In response to T214089#4954811:

I think that we build models in hadoop is an excellent proposal. Regretfully, it's very painful as a developer to do something like this in hadoop right now. We researcher/development folk still often use the computational resources on the stat machines because it's a better tool for the job. Still, even if we were to build them in hadoop, we'd still be pushing then to git via LFS though. Having models versioned with code is highly desirable.

One other note is that, should the stat machines be turned off, hadoop would become unavailable to us. So considering our means for accessing hadoop in the same class as the hadoop cluster seems reasonable, no?

As I'd said, the deployment pipeline will continue to work without the stat machines. However, we'll struggle to do new development on some models that require massive CPU and memory resource.
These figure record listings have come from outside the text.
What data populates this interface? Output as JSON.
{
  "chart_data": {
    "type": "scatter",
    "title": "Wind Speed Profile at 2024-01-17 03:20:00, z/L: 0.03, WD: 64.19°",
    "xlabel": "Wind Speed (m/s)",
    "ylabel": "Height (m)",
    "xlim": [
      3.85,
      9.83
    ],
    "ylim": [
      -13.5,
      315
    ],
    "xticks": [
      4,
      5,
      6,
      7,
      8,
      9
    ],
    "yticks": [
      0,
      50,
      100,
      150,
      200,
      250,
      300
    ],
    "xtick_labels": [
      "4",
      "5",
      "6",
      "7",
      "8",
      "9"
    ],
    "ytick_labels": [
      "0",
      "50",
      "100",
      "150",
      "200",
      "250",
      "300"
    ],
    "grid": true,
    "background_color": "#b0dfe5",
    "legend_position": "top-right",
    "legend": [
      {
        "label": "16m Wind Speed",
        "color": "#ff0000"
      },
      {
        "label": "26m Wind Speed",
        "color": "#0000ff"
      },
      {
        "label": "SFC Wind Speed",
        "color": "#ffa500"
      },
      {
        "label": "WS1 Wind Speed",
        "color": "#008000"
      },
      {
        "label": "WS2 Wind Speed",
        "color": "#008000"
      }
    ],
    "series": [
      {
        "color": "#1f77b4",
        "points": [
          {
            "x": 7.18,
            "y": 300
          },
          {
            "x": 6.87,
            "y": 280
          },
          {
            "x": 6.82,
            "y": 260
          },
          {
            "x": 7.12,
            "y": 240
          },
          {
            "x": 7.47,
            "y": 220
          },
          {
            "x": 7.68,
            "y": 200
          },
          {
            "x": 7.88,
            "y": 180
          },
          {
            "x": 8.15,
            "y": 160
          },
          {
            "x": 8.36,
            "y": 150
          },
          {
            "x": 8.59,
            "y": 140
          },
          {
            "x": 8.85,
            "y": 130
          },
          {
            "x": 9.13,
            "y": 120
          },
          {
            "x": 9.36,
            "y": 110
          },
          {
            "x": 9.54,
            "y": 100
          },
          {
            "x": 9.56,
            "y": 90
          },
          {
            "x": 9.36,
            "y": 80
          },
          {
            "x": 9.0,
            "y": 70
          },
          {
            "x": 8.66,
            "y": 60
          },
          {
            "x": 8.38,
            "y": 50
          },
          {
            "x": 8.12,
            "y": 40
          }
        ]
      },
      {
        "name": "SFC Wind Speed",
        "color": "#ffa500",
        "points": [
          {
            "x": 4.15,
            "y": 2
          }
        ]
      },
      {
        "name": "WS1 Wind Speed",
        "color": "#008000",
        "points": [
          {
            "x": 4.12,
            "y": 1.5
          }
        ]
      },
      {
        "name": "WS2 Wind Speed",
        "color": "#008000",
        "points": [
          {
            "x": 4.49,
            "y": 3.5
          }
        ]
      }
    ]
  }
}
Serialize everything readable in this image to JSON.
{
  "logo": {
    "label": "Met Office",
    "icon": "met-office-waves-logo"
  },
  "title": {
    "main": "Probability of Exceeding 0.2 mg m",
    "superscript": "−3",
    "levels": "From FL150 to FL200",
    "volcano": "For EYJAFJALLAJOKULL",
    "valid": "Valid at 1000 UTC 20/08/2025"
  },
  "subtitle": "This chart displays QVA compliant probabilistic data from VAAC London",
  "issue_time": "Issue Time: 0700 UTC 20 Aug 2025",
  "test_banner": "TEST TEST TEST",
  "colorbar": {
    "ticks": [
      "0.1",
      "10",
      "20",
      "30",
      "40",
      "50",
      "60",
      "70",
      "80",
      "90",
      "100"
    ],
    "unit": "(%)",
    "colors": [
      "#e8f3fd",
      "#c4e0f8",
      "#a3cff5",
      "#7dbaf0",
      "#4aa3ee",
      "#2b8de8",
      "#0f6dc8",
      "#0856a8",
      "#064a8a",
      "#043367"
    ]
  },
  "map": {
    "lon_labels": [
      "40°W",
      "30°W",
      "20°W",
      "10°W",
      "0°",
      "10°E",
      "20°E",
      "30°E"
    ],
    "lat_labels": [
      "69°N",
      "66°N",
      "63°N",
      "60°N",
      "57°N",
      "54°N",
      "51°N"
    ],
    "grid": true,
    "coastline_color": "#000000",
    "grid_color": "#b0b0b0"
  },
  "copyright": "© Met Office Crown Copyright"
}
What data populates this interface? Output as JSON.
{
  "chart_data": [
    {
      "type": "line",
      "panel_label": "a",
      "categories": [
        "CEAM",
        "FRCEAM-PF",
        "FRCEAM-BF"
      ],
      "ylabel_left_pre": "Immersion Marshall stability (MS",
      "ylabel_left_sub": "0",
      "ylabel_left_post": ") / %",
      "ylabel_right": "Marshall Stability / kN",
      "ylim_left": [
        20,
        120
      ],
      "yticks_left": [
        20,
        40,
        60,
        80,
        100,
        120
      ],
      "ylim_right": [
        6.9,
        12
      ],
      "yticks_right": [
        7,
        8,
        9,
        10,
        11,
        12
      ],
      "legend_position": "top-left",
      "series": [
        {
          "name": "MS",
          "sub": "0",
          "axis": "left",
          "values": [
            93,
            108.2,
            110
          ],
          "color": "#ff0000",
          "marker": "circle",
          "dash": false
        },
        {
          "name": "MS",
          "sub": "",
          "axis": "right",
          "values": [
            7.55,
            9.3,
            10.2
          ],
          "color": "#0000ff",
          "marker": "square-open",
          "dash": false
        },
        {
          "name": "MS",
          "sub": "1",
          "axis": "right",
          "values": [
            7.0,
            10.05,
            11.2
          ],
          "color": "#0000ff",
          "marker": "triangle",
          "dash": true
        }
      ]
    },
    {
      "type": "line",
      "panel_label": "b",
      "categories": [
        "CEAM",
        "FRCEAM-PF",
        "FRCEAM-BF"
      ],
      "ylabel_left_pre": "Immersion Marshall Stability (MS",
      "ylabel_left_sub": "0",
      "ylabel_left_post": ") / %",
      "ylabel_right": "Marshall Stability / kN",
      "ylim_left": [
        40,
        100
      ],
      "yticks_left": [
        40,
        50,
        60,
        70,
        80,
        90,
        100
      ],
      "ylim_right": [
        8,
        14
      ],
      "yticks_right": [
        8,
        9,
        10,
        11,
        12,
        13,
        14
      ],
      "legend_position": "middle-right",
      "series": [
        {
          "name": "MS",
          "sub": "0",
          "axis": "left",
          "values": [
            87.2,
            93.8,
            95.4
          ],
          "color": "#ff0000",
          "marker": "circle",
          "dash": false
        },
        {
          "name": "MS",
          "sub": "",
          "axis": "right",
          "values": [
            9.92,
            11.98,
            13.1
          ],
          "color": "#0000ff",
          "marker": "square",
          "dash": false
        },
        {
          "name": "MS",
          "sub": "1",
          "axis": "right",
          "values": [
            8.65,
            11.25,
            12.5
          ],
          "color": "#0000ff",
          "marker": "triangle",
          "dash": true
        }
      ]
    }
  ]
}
We still do have backup options in WMFLabs with a large RAM VM configured with ORES' production environment. Ultimately, we can use vagrant on our laptops if all else fails.

As we mentioned earlier, stats machines are not to be used to deploy to prod. There are models being trained in hadoop right now but as you said that process needs to be easier. We also need to find an easier path to deploy binaries/data calculated in cluster to prod,
you can follow discussions about this here: https://phabricator.wikimedia.org/T213976

One other note is that, should the stat machines be turned off, hadoop would become unavailable to us.

No, that is incorrect, hadoop jobs and stats machines are decoupled.

Stat machines are not used to deploy to prod for ORES.

Meeting scheduled for Thursday, Feb 28th @ 1630UTC. I've preemptively made an a notes document here: https://etherpad.wikimedia.org/p/ores_usecases_for_ml_infrastructure

Halfak triaged this task as Medium priority.

This discussion seems to be stalled. I'm not sure that it should be assigned to me. @Nuria, did you have any specific goals you intend to achieve with this discussion. Can we resolve based on our last meeting or would you need some follow-up?

Rather than close you can move to blocked and leave it open , I do not think anything is happening in the near future maybe some work will start in this area on Q1 but i am not sure that will be the case.

Nuria changed the task status from Open to Stalled.Mar 19 2019, 3:09 PM

Moved to ML from radar column.

Aklapper changed the task status from Stalled to Open.Jun 9 2020, 6:08 AM

The previous comments don't explain who or what (task?) exactly this task is stalled on ("If a report is waiting for further input (e.g. from its reporter or a third party) and can currently not be acted on"). Hence resetting task status.

(Smallprint, as general orientation for task management: If you wanted to express that nobody is currently working on this task, then the assignee should be removed and/or priority could be lowered instead. If work on this task is blocked by another task, then that other task should be added via Edit Related Tasks...Edit Subtasks. If this task is stalled on an upstream project, then the Upstream tag should be added. If this task requires info from the task reporter, then there should be instructions which info is needed. If this task needs retesting, then the TestMe tag should be added. If this task is either out of scope and nobody should ever work on this, or nobody else managed to reproduce the problem described in this task, then this task should have the "Declined" status. If the task is valid but should not appear on some team's workboard, then the team project tag should be removed while the task has another active project tag.)

elukey subscribed.

We are moving to Lift Wing: https://wikitech.wikimedia.org/wiki/Machine_Learning/LiftWing

I am closing old tasks related to ORES since it is being deprecated, please re-open if you feel that any work could be done on Lift Wing.